Around the time that my dd had this happen, another incident came to light. A parent called the school to say her child had not been dropped off at home after school that day. A city wide search was begun, and for 4 hours, the police and all the parents in the vicinity searched high and low for the child. By this time, it was totally dark out, and people were beginning to fear something very bad had happened. The bus driver, for some reason (I don’t know why it hadn’t occurred to her before this time) had the sudden urge to go and check the bus. There she found a distraught, frightened child, who had fallen asleep laying on the back seat, and woke to find herself alone, in the bus compound, in a locked bus, for several terrifying hours. After that, all bus drivers were required to make a physical inspection, of their bus front to back and under seats at the end of each days run, and to sign off on that as they did for doing a circle check of the exterior of the bus.
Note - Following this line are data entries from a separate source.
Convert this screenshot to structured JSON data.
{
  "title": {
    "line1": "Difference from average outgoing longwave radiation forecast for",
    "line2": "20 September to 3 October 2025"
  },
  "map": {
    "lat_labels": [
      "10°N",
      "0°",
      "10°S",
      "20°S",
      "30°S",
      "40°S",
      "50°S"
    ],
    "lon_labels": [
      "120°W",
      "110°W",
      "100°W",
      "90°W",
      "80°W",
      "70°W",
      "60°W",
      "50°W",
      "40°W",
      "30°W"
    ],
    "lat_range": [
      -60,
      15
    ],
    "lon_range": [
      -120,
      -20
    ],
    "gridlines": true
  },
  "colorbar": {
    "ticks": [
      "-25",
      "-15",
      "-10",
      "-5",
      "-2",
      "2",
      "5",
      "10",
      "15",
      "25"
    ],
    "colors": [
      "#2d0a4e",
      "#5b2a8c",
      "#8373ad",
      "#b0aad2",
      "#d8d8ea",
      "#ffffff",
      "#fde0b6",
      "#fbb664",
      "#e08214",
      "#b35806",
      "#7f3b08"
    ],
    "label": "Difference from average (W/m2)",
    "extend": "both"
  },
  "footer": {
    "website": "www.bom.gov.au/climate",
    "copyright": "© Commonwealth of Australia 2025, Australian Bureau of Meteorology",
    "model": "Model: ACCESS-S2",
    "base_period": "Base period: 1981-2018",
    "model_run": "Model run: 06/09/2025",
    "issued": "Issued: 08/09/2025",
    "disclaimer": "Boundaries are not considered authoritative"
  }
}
I must say, I think we have a pretty remarkable system in place here now, compared to what I’ve heard about other nearby cities, and to the city that my dgd’s moved here from. Even so, we had a tragic accidental death of a kindergarten child on a school bus, which was unrelated to this kind of scenario, but was a partly the result of safety on a school bus that could still be tightened up a few notches. The coroners inquest in that case came back with 10 recommendations which have all been adopted by the bus companies under our SB jurisdiction.
One other thought about security measures was that came to mind, was that our city also installed video cameras on a few select buses and had decoy cameras on the rest, so that a child never knew when they could be being video taped misbehaving. The “real” camera was rotated on a regular basis enough to keep the kids (and the drivers) on their best behaviours.
Hmmm, I seem to have gone on a long rant here, but when I read this entry, it brought back the memory which still brings goosebumps, of that bus driver saying it was “not his job” to ensure my child came home to where she left from. I can still recall that feeling of disbelief, and then feeling gut-punched and of wanting to run street by street screaming my child’s name.
Scary, scary and I know, because we have talked about it often, that my daughter vividly remembers that day.

gaaakkkkk, wordpress doesn’t allow you to go back and correct spelling and grammar. Sorry! Curious, wordpress doesn’t recognize wordpress as a valid word. And (no surprise) it doesn’t recognize Canadian spelling.

Poor kiddo.
I’m a school bus driver and I would never leave a kid alone like that. Besides my school dist’s strict policy of not dropping off a kindergartner without a recognizable, by the child, adult AT the bus stop – not in a window of the house. There have been times I haven’t dropped off 7th graders.
There are too many ways for a situation like that to go wrong, I’m so glad it didn’t.